Уолтер Миллер-мл. (New York Times)
«Куколка» — пожалуй, наиболее характерный пример того творческого подхода, которого Джон Фаулз придерживается десятилетиями. Как поэта, его преследуют нестираемые образы, и его сила в том, чтобы извлекать из них все возможные смыслы, идти туда, куда образы ведут, до логического конца. Как настоящий поэт, Фаулз доверяет своему подсознанию и не сдерживает мифопоэтического воображения.
Роберт Най (The Guardian)
Личинка, черва, куколка — зародыш крылатого существа, а еще — нового творения (по крайней мере, такую надежду лелеет всякий автор). Но в английском есть иное, полузабытое значение этого слова: причуда, блажь, фантазия. В конце семнадцатого и начале восемнадцатого века иногда так обозначали мелодии, не имевшие точного определения: «Фантазия мистера Бевериджа», «Фантазия милорда Байрона», «Фантазия Карпентеров» и так далее. Моя литературная фантазия родилась по той же причине, что и ее старинные музыкальные тезки — навязчивая тема. Задолго да того, как я взялся за перо, в моем воображении беспричинно возникала картинка: маленькая кавалькада безликих путников, явно из давних времен. Но кроме этого весьма незатейливого образа — всадники в пустынной местности, — больше ничего не было. Не знаю, откуда он взялся и почему назойливо меня преследовал. Всадники никуда не стремились, но просто ехали себе вдоль линии горизонта; в голове моей видение беспрестанно прокручивалось, точно закольцованная кинопленка или стихотворная строка, хвостик забытой легенды.

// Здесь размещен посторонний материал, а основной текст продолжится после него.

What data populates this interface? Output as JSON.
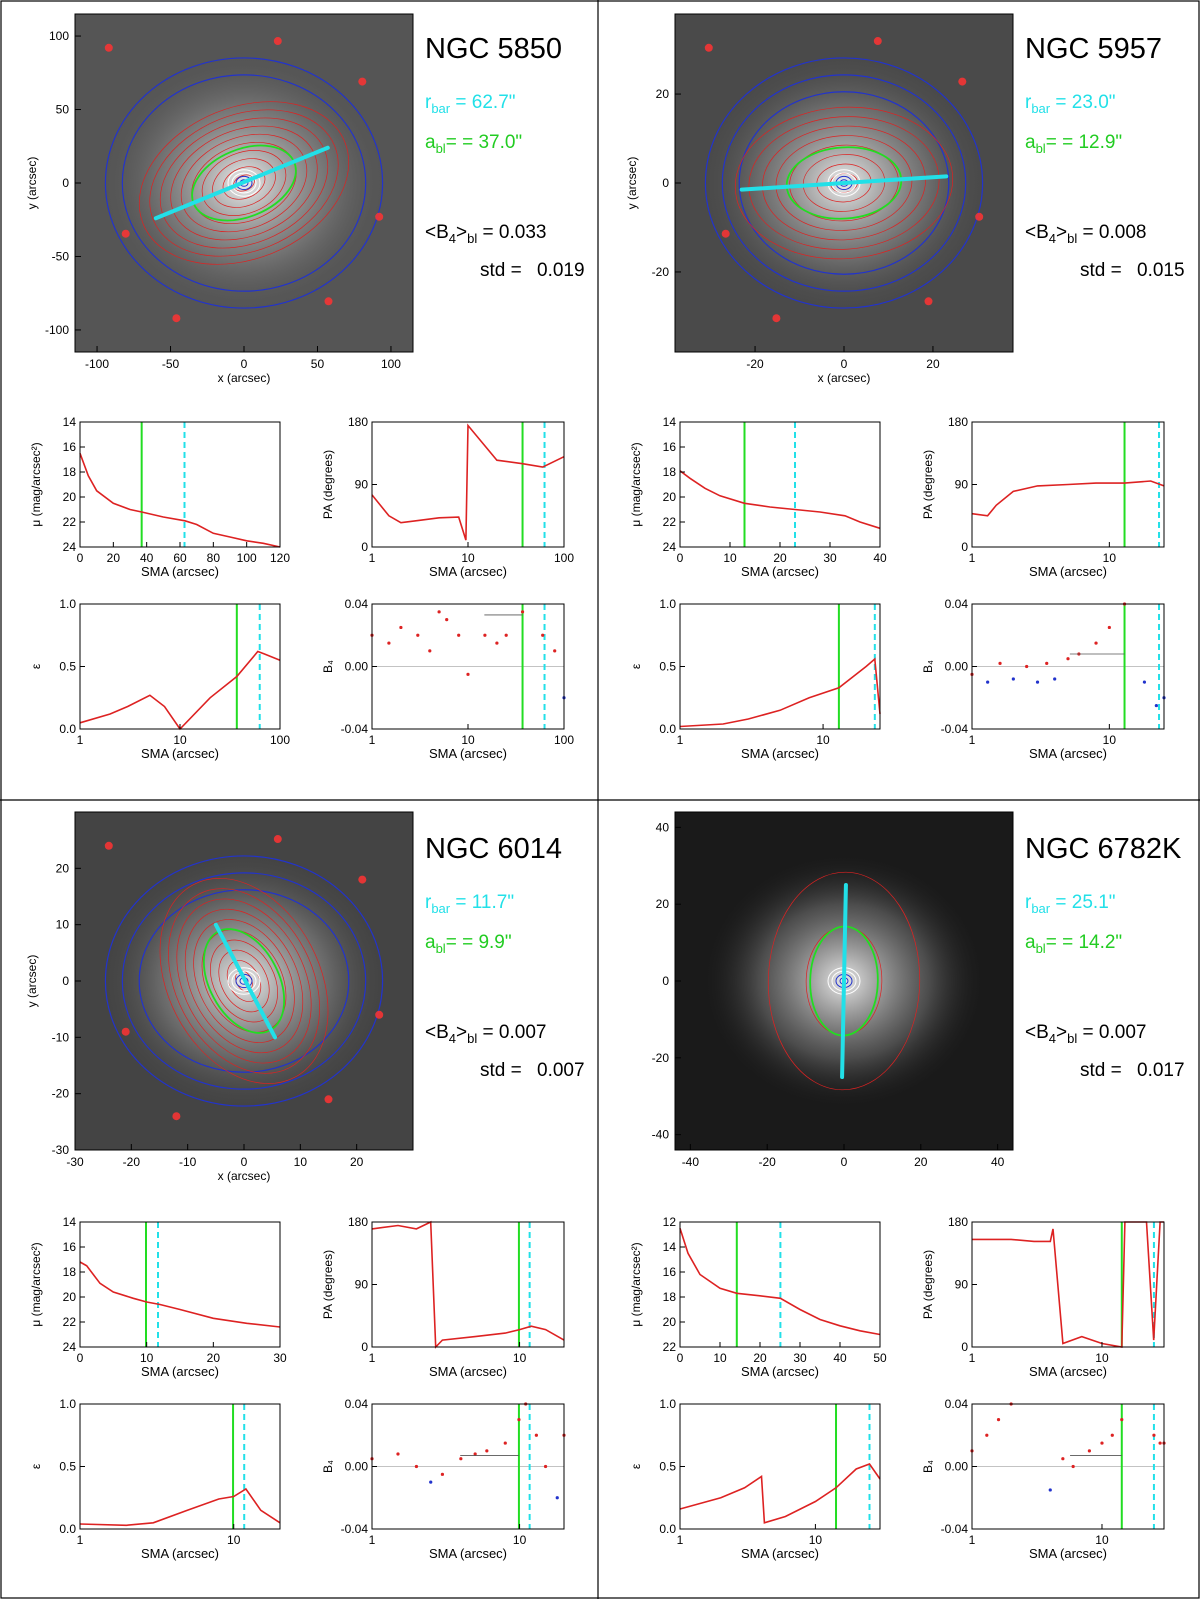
{
  "panels": [
    {
      "galaxy": "NGC 5850",
      "rbar_text": "r",
      "rbar_sub": "bar",
      "rbar_value": " = 62.7\"",
      "abl_text": "a",
      "abl_sub": "bl",
      "abl_value": "= = 37.0\"",
      "b4_label": "<B",
      "b4_sub4": "4",
      "b4_close": ">",
      "b4_subbl": "bl",
      "b4_value": " =  0.033",
      "std_label": "std =",
      "std_value": "0.019",
      "image": {
        "xticks": [
          "-100",
          "-50",
          "0",
          "50",
          "100"
        ],
        "yticks": [
          "100",
          "50",
          "0",
          "-50",
          "-100"
        ],
        "xlabel": "x (arcsec)",
        "ylabel": "y (arcsec)"
      },
      "mu": {
        "xticks": [
          "0",
          "20",
          "40",
          "60",
          "80",
          "100",
          "120"
        ],
        "yticks": [
          "14",
          "16",
          "18",
          "20",
          "22",
          "24"
        ],
        "xlabel": "SMA (arcsec)",
        "ylabel": "μ (mag/arcsec²)"
      },
      "pa": {
        "xticks": [
          "1",
          "10",
          "100"
        ],
        "yticks": [
          "180",
          "90",
          "0"
        ],
        "xlabel": "SMA (arcsec)",
        "ylabel": "PA (degrees)"
      },
      "eps": {
        "xticks": [
          "1",
          "10",
          "100"
        ],
        "yticks": [
          "1.0",
          "0.5",
          "0.0"
        ],
        "xlabel": "SMA (arcsec)",
        "ylabel": "ε"
      },
      "b4": {
        "xticks": [
          "1",
          "10",
          "100"
        ],
        "yticks": [
          "0.04",
          "0.00",
          "-0.04"
        ],
        "xlabel": "SMA (arcsec)",
        "ylabel": "B₄"
      }
    },
    {
      "galaxy": "NGC 5957",
      "rbar_text": "r",
      "rbar_sub": "bar",
      "rbar_value": " = 23.0\"",
      "abl_text": "a",
      "abl_sub": "bl",
      "abl_value": "= = 12.9\"",
      "b4_label": "<B",
      "b4_sub4": "4",
      "b4_close": ">",
      "b4_subbl": "bl",
      "b4_value": " =  0.008",
      "std_label": "std =",
      "std_value": "0.015",
      "image": {
        "xticks": [
          "-20",
          "0",
          "20"
        ],
        "yticks": [
          "20",
          "0",
          "-20"
        ],
        "xlabel": "x (arcsec)",
        "ylabel": "y (arcsec)"
      },
      "mu": {
        "xticks": [
          "0",
          "10",
          "20",
          "30",
          "40"
        ],
        "yticks": [
          "14",
          "16",
          "18",
          "20",
          "22",
          "24"
        ],
        "xlabel": "SMA (arcsec)",
        "ylabel": "μ (mag/arcsec²)"
      },
      "pa": {
        "xticks": [
          "1",
          "10"
        ],
        "yticks": [
          "180",
          "90",
          "0"
        ],
        "xlabel": "SMA (arcsec)",
        "ylabel": "PA (degrees)"
      },
      "eps": {
        "xticks": [
          "1",
          "10"
        ],
        "yticks": [
          "1.0",
          "0.5",
          "0.0"
        ],
        "xlabel": "SMA (arcsec)",
        "ylabel": "ε"
      },
      "b4": {
        "xticks": [
          "1",
          "10"
        ],
        "yticks": [
          "0.04",
          "0.00",
          "-0.04"
        ],
        "xlabel": "SMA (arcsec)",
        "ylabel": "B₄"
      }
    },
    {
      "galaxy": "NGC 6014",
      "rbar_text": "r",
      "rbar_sub": "bar",
      "rbar_value": " = 11.7\"",
      "abl_text": "a",
      "abl_sub": "bl",
      "abl_value": "= =  9.9\"",
      "b4_label": "<B",
      "b4_sub4": "4",
      "b4_close": ">",
      "b4_subbl": "bl",
      "b4_value": " =  0.007",
      "std_label": "std =",
      "std_value": "0.007",
      "image": {
        "xticks": [
          "-30",
          "-20",
          "-10",
          "0",
          "10",
          "20"
        ],
        "yticks": [
          "20",
          "10",
          "0",
          "-10",
          "-20",
          "-30"
        ],
        "xlabel": "x (arcsec)",
        "ylabel": "y (arcsec)"
      },
      "mu": {
        "xticks": [
          "0",
          "10",
          "20",
          "30"
        ],
        "yticks": [
          "14",
          "16",
          "18",
          "20",
          "22",
          "24"
        ],
        "xlabel": "SMA (arcsec)",
        "ylabel": "μ (mag/arcsec²)"
      },
      "pa": {
        "xticks": [
          "1",
          "10"
        ],
        "yticks": [
          "180",
          "90",
          "0"
        ],
        "xlabel": "SMA (arcsec)",
        "ylabel": "PA (degrees)"
      },
      "eps": {
        "xticks": [
          "1",
          "10"
        ],
        "yticks": [
          "1.0",
          "0.5",
          "0.0"
        ],
        "xlabel": "SMA (arcsec)",
        "ylabel": "ε"
      },
      "b4": {
        "xticks": [
          "1",
          "10"
        ],
        "yticks": [
          "0.04",
          "0.00",
          "-0.04"
        ],
        "xlabel": "SMA (arcsec)",
        "ylabel": "B₄"
      }
    },
    {
      "galaxy": "NGC 6782K",
      "rbar_text": "r",
      "rbar_sub": "bar",
      "rbar_value": " = 25.1\"",
      "abl_text": "a",
      "abl_sub": "bl",
      "abl_value": "= = 14.2\"",
      "b4_label": "<B",
      "b4_sub4": "4",
      "b4_close": ">",
      "b4_subbl": "bl",
      "b4_value": " =  0.007",
      "std_label": "std =",
      "std_value": "0.017",
      "image": {
        "xticks": [
          "-40",
          "-20",
          "0",
          "20",
          "40"
        ],
        "yticks": [
          "40",
          "20",
          "0",
          "-20",
          "-40"
        ],
        "xlabel": "",
        "ylabel": ""
      },
      "mu": {
        "xticks": [
          "0",
          "10",
          "20",
          "30",
          "40",
          "50"
        ],
        "yticks": [
          "12",
          "14",
          "16",
          "18",
          "20",
          "22"
        ],
        "xlabel": "SMA (arcsec)",
        "ylabel": "μ (mag/arcsec²)"
      },
      "pa": {
        "xticks": [
          "1",
          "10"
        ],
        "yticks": [
          "180",
          "90",
          "0"
        ],
        "xlabel": "SMA (arcsec)",
        "ylabel": "PA (degrees)"
      },
      "eps": {
        "xticks": [
          "1",
          "10"
        ],
        "yticks": [
          "1.0",
          "0.5",
          "0.0"
        ],
        "xlabel": "SMA (arcsec)",
        "ylabel": "ε"
      },
      "b4": {
        "xticks": [
          "1",
          "10"
        ],
        "yticks": [
          "0.04",
          "0.00",
          "-0.04"
        ],
        "xlabel": "SMA (arcsec)",
        "ylabel": "B₄"
      }
    }
  ],
  "colors": {
    "bar_line": "#22e0e8",
    "bl_ellipse": "#22dd22",
    "red_contour": "#dd2222",
    "blue_contour": "#2233cc",
    "rbar_text": "#22e0e8",
    "abl_text": "#22cc22"
  },
  "chart_data": [
    {
      "type": "line",
      "galaxy": "NGC 5850",
      "r_bar_arcsec": 62.7,
      "a_bl_arcsec": 37.0,
      "B4_bl_mean": 0.033,
      "B4_bl_std": 0.019,
      "bar_endpoints_arcsec": [
        [
          -60,
          -24
        ],
        [
          57,
          24
        ]
      ],
      "mu_profile": {
        "x": [
          0,
          5,
          10,
          20,
          30,
          37,
          50,
          63,
          70,
          80,
          90,
          100,
          110,
          120
        ],
        "y": [
          16.5,
          18.3,
          19.5,
          20.5,
          21.0,
          21.2,
          21.6,
          21.9,
          22.2,
          22.9,
          23.2,
          23.5,
          23.7,
          24.0
        ],
        "xlim": [
          0,
          120
        ],
        "ylim": [
          24,
          14
        ]
      },
      "pa_profile": {
        "x": [
          1,
          1.5,
          2,
          3,
          5,
          8,
          9.5,
          10,
          20,
          37,
          60,
          100
        ],
        "y": [
          75,
          45,
          35,
          38,
          42,
          43,
          10,
          175,
          125,
          120,
          115,
          130
        ],
        "xlim": [
          1,
          100
        ],
        "ylim": [
          0,
          180
        ],
        "xscale": "log"
      },
      "eps_profile": {
        "x": [
          1,
          2,
          3,
          5,
          7,
          10,
          20,
          37,
          60,
          70,
          100
        ],
        "y": [
          0.05,
          0.12,
          0.18,
          0.27,
          0.18,
          0.0,
          0.25,
          0.42,
          0.62,
          0.6,
          0.55
        ],
        "xlim": [
          1,
          100
        ],
        "ylim": [
          0,
          1
        ],
        "xscale": "log"
      },
      "b4_profile": {
        "x": [
          1,
          1.5,
          2,
          3,
          4,
          5,
          6,
          8,
          10,
          15,
          20,
          25,
          37,
          60,
          80,
          100
        ],
        "y": [
          0.02,
          0.015,
          0.025,
          0.02,
          0.01,
          0.035,
          0.03,
          0.02,
          -0.005,
          0.02,
          0.015,
          0.02,
          0.035,
          0.02,
          0.01,
          -0.02
        ],
        "xlim": [
          1,
          100
        ],
        "ylim": [
          -0.04,
          0.04
        ],
        "xscale": "log"
      }
    },
    {
      "type": "line",
      "galaxy": "NGC 5957",
      "r_bar_arcsec": 23.0,
      "a_bl_arcsec": 12.9,
      "B4_bl_mean": 0.008,
      "B4_bl_std": 0.015,
      "bar_endpoints_arcsec": [
        [
          -23,
          -1.5
        ],
        [
          23,
          1.5
        ]
      ],
      "mu_profile": {
        "x": [
          0,
          2,
          5,
          8,
          12.9,
          18,
          23,
          28,
          33,
          36,
          40
        ],
        "y": [
          17.9,
          18.5,
          19.3,
          19.9,
          20.5,
          20.8,
          21.0,
          21.2,
          21.5,
          22.0,
          22.5
        ],
        "xlim": [
          0,
          40
        ],
        "ylim": [
          24,
          14
        ]
      },
      "pa_profile": {
        "x": [
          1,
          1.3,
          1.5,
          2,
          3,
          5,
          8,
          12.9,
          20,
          25
        ],
        "y": [
          48,
          45,
          60,
          80,
          88,
          90,
          92,
          92,
          95,
          88
        ],
        "xlim": [
          1,
          25
        ],
        "ylim": [
          0,
          180
        ],
        "xscale": "log"
      },
      "eps_profile": {
        "x": [
          1,
          2,
          3,
          5,
          8,
          12.9,
          20,
          23,
          25
        ],
        "y": [
          0.02,
          0.04,
          0.08,
          0.15,
          0.25,
          0.33,
          0.5,
          0.56,
          0.12
        ],
        "xlim": [
          1,
          25
        ],
        "ylim": [
          0,
          1
        ],
        "xscale": "log"
      },
      "b4_profile": {
        "x": [
          1,
          1.3,
          1.6,
          2,
          2.5,
          3,
          3.5,
          4,
          5,
          6,
          8,
          10,
          12.9,
          18,
          22,
          25
        ],
        "y": [
          -0.005,
          -0.01,
          0.002,
          -0.008,
          0.0,
          -0.01,
          0.002,
          -0.008,
          0.005,
          0.008,
          0.015,
          0.025,
          0.04,
          -0.01,
          -0.025,
          -0.02
        ],
        "xlim": [
          1,
          25
        ],
        "ylim": [
          -0.04,
          0.04
        ],
        "xscale": "log"
      }
    },
    {
      "type": "line",
      "galaxy": "NGC 6014",
      "r_bar_arcsec": 11.7,
      "a_bl_arcsec": 9.9,
      "B4_bl_mean": 0.007,
      "B4_bl_std": 0.007,
      "bar_endpoints_arcsec": [
        [
          -5,
          10
        ],
        [
          5.5,
          -10
        ]
      ],
      "mu_profile": {
        "x": [
          0,
          1,
          2,
          3,
          5,
          8,
          10,
          12,
          15,
          20,
          25,
          30
        ],
        "y": [
          17.2,
          17.5,
          18.2,
          18.9,
          19.6,
          20.1,
          20.4,
          20.6,
          21.0,
          21.7,
          22.1,
          22.4
        ],
        "xlim": [
          0,
          30
        ],
        "ylim": [
          24,
          14
        ]
      },
      "pa_profile": {
        "x": [
          1,
          1.5,
          2,
          2.5,
          2.7,
          3,
          5,
          8,
          10,
          12,
          15,
          20
        ],
        "y": [
          170,
          175,
          170,
          180,
          0,
          10,
          15,
          20,
          25,
          30,
          25,
          10
        ],
        "xlim": [
          1,
          20
        ],
        "ylim": [
          0,
          180
        ],
        "xscale": "log"
      },
      "eps_profile": {
        "x": [
          1,
          2,
          3,
          5,
          8,
          10,
          12,
          15,
          20
        ],
        "y": [
          0.04,
          0.03,
          0.05,
          0.15,
          0.24,
          0.26,
          0.32,
          0.15,
          0.05
        ],
        "xlim": [
          1,
          20
        ],
        "ylim": [
          0,
          1
        ],
        "xscale": "log"
      },
      "b4_profile": {
        "x": [
          1,
          1.5,
          2,
          2.5,
          3,
          4,
          5,
          6,
          8,
          9.9,
          11,
          13,
          15,
          18,
          20
        ],
        "y": [
          0.005,
          0.008,
          0.0,
          -0.01,
          -0.005,
          0.005,
          0.008,
          0.01,
          0.015,
          0.03,
          0.04,
          0.02,
          0.0,
          -0.02,
          0.02
        ],
        "xlim": [
          1,
          20
        ],
        "ylim": [
          -0.04,
          0.04
        ],
        "xscale": "log"
      }
    },
    {
      "type": "line",
      "galaxy": "NGC 6782K",
      "r_bar_arcsec": 25.1,
      "a_bl_arcsec": 14.2,
      "B4_bl_mean": 0.007,
      "B4_bl_std": 0.017,
      "bar_endpoints_arcsec": [
        [
          0.5,
          25
        ],
        [
          -0.5,
          -25
        ]
      ],
      "mu_profile": {
        "x": [
          0,
          2,
          5,
          10,
          14.2,
          20,
          25.1,
          30,
          35,
          40,
          45,
          50
        ],
        "y": [
          12.5,
          14.5,
          16.2,
          17.3,
          17.7,
          17.9,
          18.1,
          19.0,
          19.8,
          20.3,
          20.7,
          21.0
        ],
        "xlim": [
          0,
          50
        ],
        "ylim": [
          22,
          12
        ]
      },
      "pa_profile": {
        "x": [
          1,
          2,
          3,
          4,
          4.2,
          5,
          7,
          10,
          14.2,
          15,
          20,
          22,
          25,
          28,
          30
        ],
        "y": [
          155,
          155,
          152,
          152,
          170,
          5,
          15,
          5,
          0,
          180,
          180,
          180,
          10,
          180,
          180
        ],
        "xlim": [
          1,
          30
        ],
        "ylim": [
          0,
          180
        ],
        "xscale": "log"
      },
      "eps_profile": {
        "x": [
          1,
          2,
          3,
          4,
          4.2,
          6,
          10,
          14.2,
          20,
          25.1,
          30
        ],
        "y": [
          0.16,
          0.25,
          0.33,
          0.42,
          0.05,
          0.1,
          0.22,
          0.33,
          0.48,
          0.52,
          0.4
        ],
        "xlim": [
          1,
          30
        ],
        "ylim": [
          0,
          1
        ],
        "xscale": "log"
      },
      "b4_profile": {
        "x": [
          1,
          1.3,
          1.6,
          2,
          4,
          5,
          6,
          8,
          10,
          12,
          14.2,
          25.1,
          28,
          30
        ],
        "y": [
          0.01,
          0.02,
          0.03,
          0.04,
          -0.015,
          0.005,
          0.0,
          0.01,
          0.015,
          0.02,
          0.03,
          0.02,
          0.015,
          0.015
        ],
        "xlim": [
          1,
          30
        ],
        "ylim": [
          -0.04,
          0.04
        ],
        "xscale": "log"
      }
    }
  ]
}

Но потом один из путников обрел лицо. По случаю я купил портрет девушки, выполненный карандашом и акварелью. Имя художника не значилось, лишь в уголке стояла пометка тушью (вроде бы по-итальянски): «16 июля 1683». Сперва этакая точность впечатлила не больше самого непримечательного портрета, но потом что-то в лице давно сгинувшей девушки — необъяснимая живость взгляда, неприятие тлена — меня проняло. Возможно, именно сопротивление смерти связало эту реальную женщину с другой — той, что жила гораздо позже и к кому я проникся глубокой симпатией.
Мой вымысел ни в коей мере не являет собой жизнеописание той другой женщины, хотя заканчивается ее рождением, по времени почти совпадающим с ее реальным появлением на свет. Я дал новорожденной ее подлинное имя, но не считаю свое произведение историческим романом. Это куколка.
Джон Фаулз, 1985
На закате последнего дня давнего апреля одинокая вереница путников пересекает плоскогорье в дальнем уголке Юго-Западной Англии. Всадники шагом едут по тропе в вересковых зарослях. Пейзаж уныл, на здешней высоте весна еще не чувствуется; впечатлению гнетущего однообразия способствуют серое небо, наглухо затянутое облаками, неизбежная усталость от дороги и погода. Торфяная тропа бежит через пустошь в иссохшем вереске; ниже, в обрывистой долине, темная стена деревьев с набухшими, но еще не лопнувшими почками. Все, что дальше, окутано дымкой и блекло, как одежда путников. Ни ветерка, вокруг все хмуро и будто затаилось. Лишь на самом западе тонкая полоска желтого света вселяет надежду, что днями распогодится.
Череду безмолвных всадников возглавляет мужчина лет под тридцать; он в темно-коричневом рединготе, сапогах и треуголке, загнутые поля которой обшиты скромной серебристой тесьмой. Брюхо гнедой лошади и полы редингота забрызганы грязью, словно перед тем путь этого человека и его спутников пролегал через топь. Бросив повод, он чуть ссутулился и невидяще смотрит перед собой. На невысокой упитанной лошадке за ним следует мужчина в годах, одетый в темно-серый редингот и простую черную шляпу. Он тоже не смотрит по сторонам, но читает книжицу, которую держит в свободной руке, доверив мирному одру самому выбирать дорогу. Следом ступает конь-крепыш, который несет двоих: одетый в блузу с широкими рукавами, тяжелый драгетовый камзол и кожаные штаны, простоволосый мужчина, чьи длинные пряди собраны в хвост, поддерживает молодую женщину, что амазонкой сидит перед ним, уронив голову на его грудь. Из-под капюшона бурой накидки видны лишь ее глаза и носик. Замыкает процессию вьючная лошадь под багажной рамой: к одному боку коняги приторочен внушительный кожаный баул, к другому — деревянный, в углах окованный медью сундучок, а на спине ее громоздятся узлы и дорожные мешки, прикрытые веревочной сеткой. Обремененная поклажей скотина понуро бредет в поводу, задавая темп всей кавалькаде.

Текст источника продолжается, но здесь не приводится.